Sobre esperança: de vacinas a pessoas melhores

1 ano e 5 meses. Tomtom se aproxima dessa marca e, por aqui, muitas novidades e coisas boas acontecendo. A começar pela tão esperada, desejada e precisada vacina. Depois de mais de ano, a gente se pega voltando a fazer planos, voltando a ter esperança! Poder rever a família  (ainda com cuidados, distância e máscara. Sim!! Não caiamos na falácia de que ela não é necessária. Não há, ainda, vacina ou contaminação anterior que dispense seu uso) é um alento em tempos de tantas saudades e incertezas. Nos passeios pelas redes sociais, os lutos, lamentos e pesares dão lugar às agulhadas, sorrisos e – não menos importantes – protestos, o que renova o nosso fôlego e dá aquele quentinho no peito…

Nessa maré de esperança e possibilidades, meu bb começa, lentamente, a extrapolar as fronteiras de casa e explorar novos mundos: o jardim do prédio, as casas das vovós, a futura escolinha. Decidimos, William e eu, após muitas conversas, combinados e ponderações, iniciar Tomtom no mundo das letras e das ciências agora no segundo semestre. Estou em contagem regressiva e já explodindo de ansiedade! Escola sempre foi, para mim, espaço de alegrias, encontros e amizade. Tirando o tempo de faculdade, não consigo nem lembrar a minha vida longe de uma escola: saí de aluna a professora; da carteira para a lousa, mas nunca de lá de dentro, nem corpo nem cabeça nem coração.

Mas, voltando ao assunto, os novos mundos que se apresentam ao Tom não abrandam sua infinda curiosidade por conhecer e explorar cada cantinho da casa. Cada manchinha na parede, folha caída no chão ou artefatos do cotidiano são objetos de um rico e minucioso estudo. Texturas, cores, funções; tudo cabe no interesse desse Sherlock bebê. Ocorre que, além de exímio investigador, meu filho traz também habilidades de alpinista. Não existem obstáculos para o Tom, todo cantinho serve de apoio e impulso para chegar ao lugar almejado, sejam cadeiras, armários ou janelas. Aí, papai e mamãe que lutem para alcançar a rapidez e a agilidade do bb escalador. A palavra mais pronunciada aqui em casa atualmente é NÃO – inclusive por ele, que já começa a arte se autoadvertindo que não pode. Não pode! Na boca não! No sofá não! Não puxa a televisão! Tomada não é brinquedo!
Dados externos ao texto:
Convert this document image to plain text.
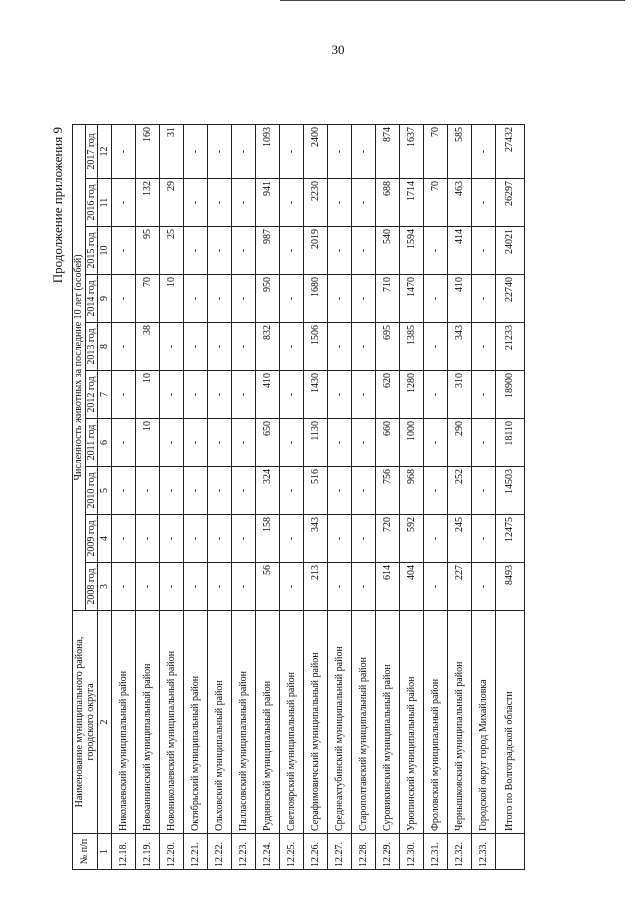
30
Продолжение приложения 9
№ п/п	Наименование муниципального района, городского округа	Численность животных за последние 10 лет (особей)									
		2008 год	2009 год	2010 год	2011 год	2012 год	2013 год	2014 год	2015 год	2016 год	2017 год
1	2	3	4	5	6	7	8	9	10	11	12
12.18.	Николаевский муниципальный район	-	-	-	-	-	-	-	-	-	-
12.19.	Новоаннинский муниципальный район	-	-	-	10	10	38	70	95	132	160
12.20.	Новониколаевский муниципальный район	-	-	-	-	-	-	10	25	29	31
12.21.	Октябрьский муниципальный район	-	-	-	-	-	-	-	-	-	-
12.22.	Ольховский муниципальный район	-	-	-	-	-	-	-	-	-	-
12.23.	Палласовский муниципальный район	-	-	-	-	-	-	-	-	-	-
12.24.	Руднянский муниципальный район	56	158	324	650	410	832	950	987	941	1093
12.25.	Светлоярский муниципальный район	-	-	-	-	-	-	-	-	-	-
12.26.	Серафимовичский муниципальный район	213	343	516	1130	1430	1506	1680	2019	2230	2400
12.27.	Среднеахтубинский муниципальный район	-	-	-	-	-	-	-	-	-	-
12.28.	Старополтавский муниципальный район	-	-	-	-	-	-	-	-	-	-
12.29.	Суровикинский муниципальный район	614	720	756	660	620	695	710	540	688	874
12.30.	Урюпинский муниципальный район	404	592	968	1000	1280	1385	1470	1594	1714	1637
12.31.	Фроловский муниципальный район	-	-	-	-	-	-	-	-	70	70
12.32.	Чернышковский муниципальный район	227	245	252	290	310	343	410	414	463	585
12.33.	Городской округ город Михайловка	-	-	-	-	-	-	-	-	-	-
	Итого по Волгоградской области	8493	12475	14503	18110	18900	21233	22740	24021	26297	27432
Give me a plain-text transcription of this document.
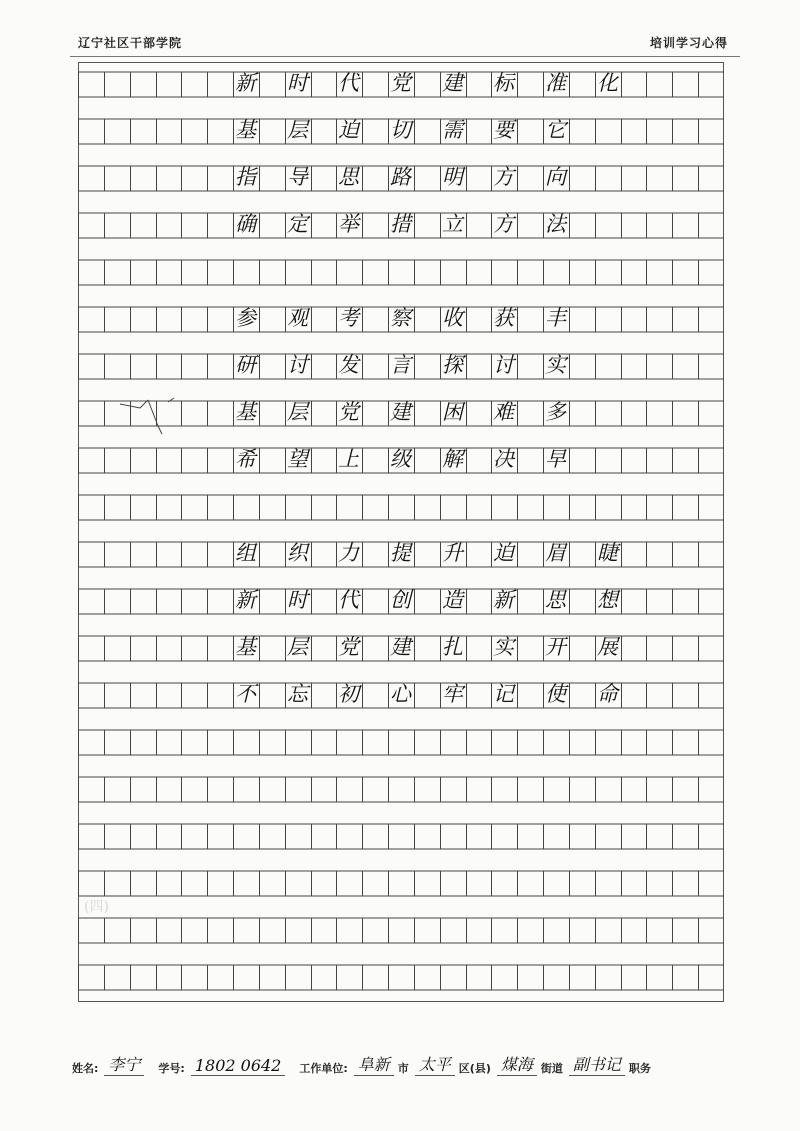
辽宁社区干部学院	培训学习心得
新 时 代 党 建 标 准 化
基 层 迫 切 需 要 它
指 导 思 路 明 方 向
确 定 举 措 立 方 法
参 观 考 察 收 获 丰
研 讨 发 言 探 讨 实
基 层 党 建 困 难 多
希 望 上 级 解 决 早
组 织 力 提 升 迫 眉 睫
新 时 代 创 造 新 思 想
基 层 党 建 扎 实 开 展
不 忘 初 心 牢 记 使 命
姓名: 李宁	学号: 1802 0642	工作单位: 阜新 市 太平 区(县) 煤海 街道 副书记 职务
(四)
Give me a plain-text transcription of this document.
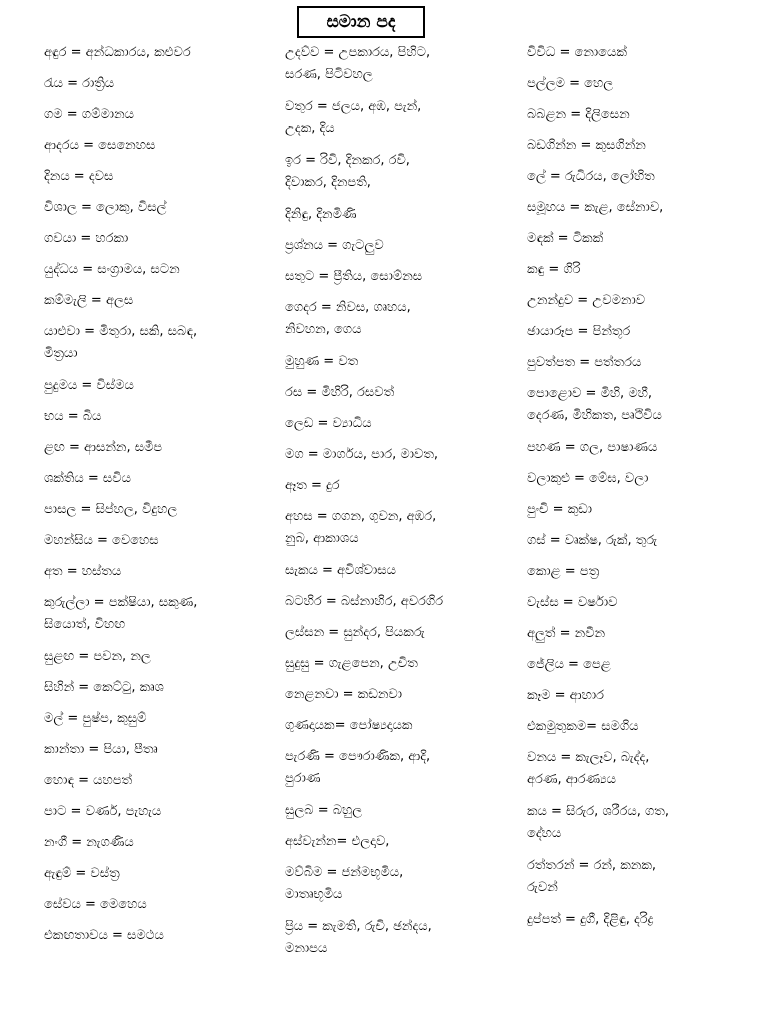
සමාන පද
අඳුර = අන්ධකාරය, කළුවර
රැය = රාත්‍රිය
ගම = ගම්මානය
ආදරය = සෙනෙහස
දිනය = දවස
විශාල = ලොකු, විසල්
ගවයා = හරකා
යුද්ධය = සංග්‍රාමය, සටන
කම්මැලි = අලස
යාළුවා = මිතුරා, සකි, සබඳ,
මිත්‍රයා
පුදුමය = විස්මය
භය = බිය
ළඟ = ආසන්න, සමීප
ශක්තිය = සවිය
පාසල = සිප්හල, විදුහල
මහන්සිය = වෙහෙස
අත = හස්තය
කුරුල්ලා = පක්ෂියා, සකුණ,
සියොත්, විහඟ
සුළඟ = පවන, නල
සිහින් = කෙට්ටු, කෘශ
මල් = පුෂ්ප, කුසුම්
කාන්තා = පියා, පීතෘ
හොඳ = යහපත්
පාට = වර්ණ, පැහැය
නංගී = නැගණිය
ඇඳුම් = වස්ත්‍ර
සේවය = මෙහෙය
එකඟතාවය = සමථය
උදව්ව = උපකාරය, පිහිට,
සරණ, පිටිවහල
වතුර = ජලය, අඹ, පැන්,
උදක, දිය
ඉර = රිවි, දිනකර, රවි,
දිවාකර, දිනපති,
දිනිඳු, දිනමිණි
ප්‍රශ්නය = ගැටලුව
සතුට = ප්‍රීතිය, සොම්නස
ගෙදර = නිවස, ගෘහය,
නිවහන, ගෙය
මුහුණ = වත
රස = මිහිරි, රසවත්
ලෙඩ = ව්‍යාධිය
මග = මාර්ගය, පාර, මාවත,
ඈත = දුර
අහස = ගගන, ගුවන, අඹර,
නුබ, ආකාශය
සැකය = අවිශ්වාසය
බටහිර = බස්නාහිර, අවරගිර
ලස්සන = සුන්දර, පියකරු
සුදුසු = ගැළපෙන, උචිත
නෙළනවා = කඩනවා
ගුණදායක= පෝෂ්‍යදායක
පැරණි = පෞරාණික, ආදි,
පුරාණ
සුලබ = බහුල
අස්වැන්න= එලදාව,
මව්බිම = ජන්මභූමිය,
මාතෘභූමිය
ප්‍රිය = කැමති, රුචි, ඡන්දය,
මනාපය
විවිධ = නොයෙක්
පල්ලම = හෙල
බබළන = දිලිසෙන
බඩගින්න = කුසගින්න
ලේ = රුධිරය, ලෝහිත
සමූහය = කැළ, සේනාව,
මඳක් = ටිකක්
කඳු = ගිරි
උනන්දුව = උවමනාව
ඡායාරූප = පින්තූර
පුවත්පත = පත්තරය
පොළොව = මිහි, මහී,
දෙරණ, මිහිකත, පෘථිවිය
පහණ = ගල, පාෂාණය
වලාකුළු = මේඝ, වලා
පුංචි = කුඩා
ගස් = වෘක්ෂ, රුක්, තුරු
කොළ = පත්‍ර
වැස්ස = වර්ෂාව
අලුත් = නවීන
ජේලිය = පෙළ
කෑම = ආහාර
එකමුතුකම= සමගිය
වනය = කැලෑව, බැද්ද,
අරණ, ආරණ්‍යය
කය = සිරුර, ශරීරය, ගත,
දේහය
රත්තරන් = රන්, කනක,
රුවන්
දුප්පත් = දුගී, දිළිඳු, දරිද්‍ර
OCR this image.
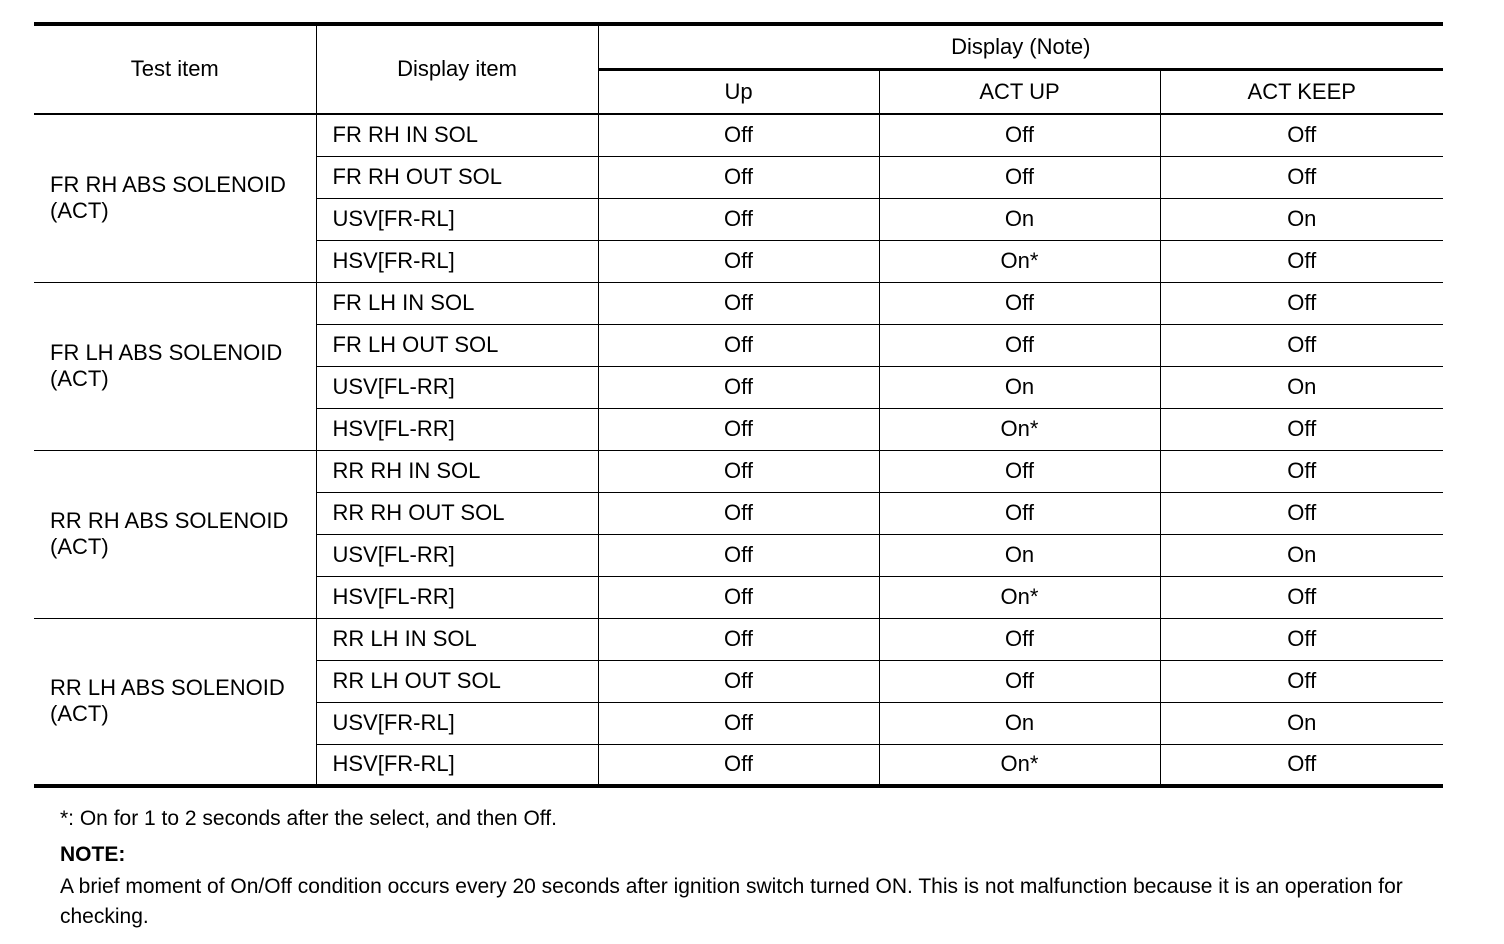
Test item	Display item	Display (Note)		
		Up	ACT UP	ACT KEEP

FR RH ABS SOLENOID
(ACT)	FR RH IN SOL	Off	Off	Off
	FR RH OUT SOL	Off	Off	Off
	USV[FR-RL]	Off	On	On
	HSV[FR-RL]	Off	On*	Off

FR LH ABS SOLENOID
(ACT)	FR LH IN SOL	Off	Off	Off
	FR LH OUT SOL	Off	Off	Off
	USV[FL-RR]	Off	On	On
	HSV[FL-RR]	Off	On*	Off

RR RH ABS SOLENOID
(ACT)	RR RH IN SOL	Off	Off	Off
	RR RH OUT SOL	Off	Off	Off
	USV[FL-RR]	Off	On	On
	HSV[FL-RR]	Off	On*	Off

RR LH ABS SOLENOID
(ACT)	RR LH IN SOL	Off	Off	Off
	RR LH OUT SOL	Off	Off	Off
	USV[FR-RL]	Off	On	On
	HSV[FR-RL]	Off	On*	Off

*: On for 1 to 2 seconds after the select, and then Off.

NOTE:

A brief moment of On/Off condition occurs every 20 seconds after ignition switch turned ON. This is not malfunction because it is an operation for checking.
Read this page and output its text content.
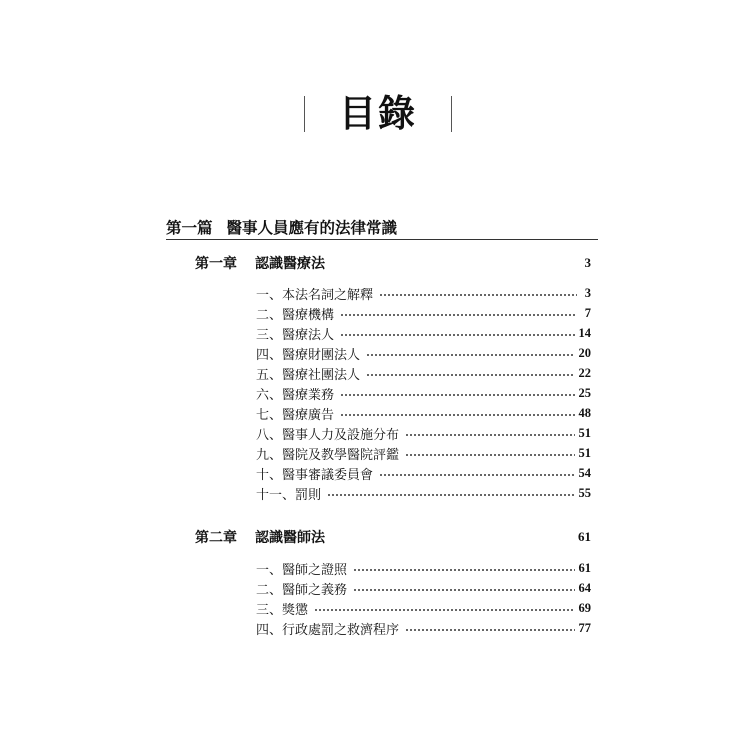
目錄
第一篇 醫事人員應有的法律常識
第一章	認識醫療法	3
一、本法名詞之解釋	3
二、醫療機構	7
三、醫療法人	14
四、醫療財團法人	20
五、醫療社團法人	22
六、醫療業務	25
七、醫療廣告	48
八、醫事人力及設施分布	51
九、醫院及教學醫院評鑑	51
十、醫事審議委員會	54
十一、罰則	55
第二章	認識醫師法	61
一、醫師之證照	61
二、醫師之義務	64
三、獎懲	69
四、行政處罰之救濟程序	77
Como todas as etapas atravessadas até aqui, fui atrás de ler um pouco e conhecer possíveis abordagens para orientá-lo. Sempre em busca de uma educação mais afetiva, confesso que me surpreendi com o quanto se condena o NÃO. O que mais encontrei foram maneiras de ‘camuflar’ esse não para os filhos, seja trocando-o por outras palavras, seja nas estratégias de ação. Exemplo: Se o filho não pode pular no sofá, não diga isso a ele, aponte um lugar onde ele pode pular: ‘Olha, filho, aqui é mais legal!’. Tenho me policiado pra não fazer da minha vivência parâmetro para todos os seres, como o fazem os injustificáveis defensores da palmada, mas, pra mim, o NÃO também é afeto. Criança precisa de limite, precisa de borda, isso é estruturante para elas. Não se trata de tudo proibir, nem do ‘não porque não’ (embora eu saiba que em algum momento vou me valer dele, ainda. rsrs), mas de conversar, explicar os porquês, orientar a criança. Trata-se de diálogo, paciência e educação. E educar, meus caros, faz-se com muitos mais NÃOS do que SINS. É cansativo, trabalhoso e diário.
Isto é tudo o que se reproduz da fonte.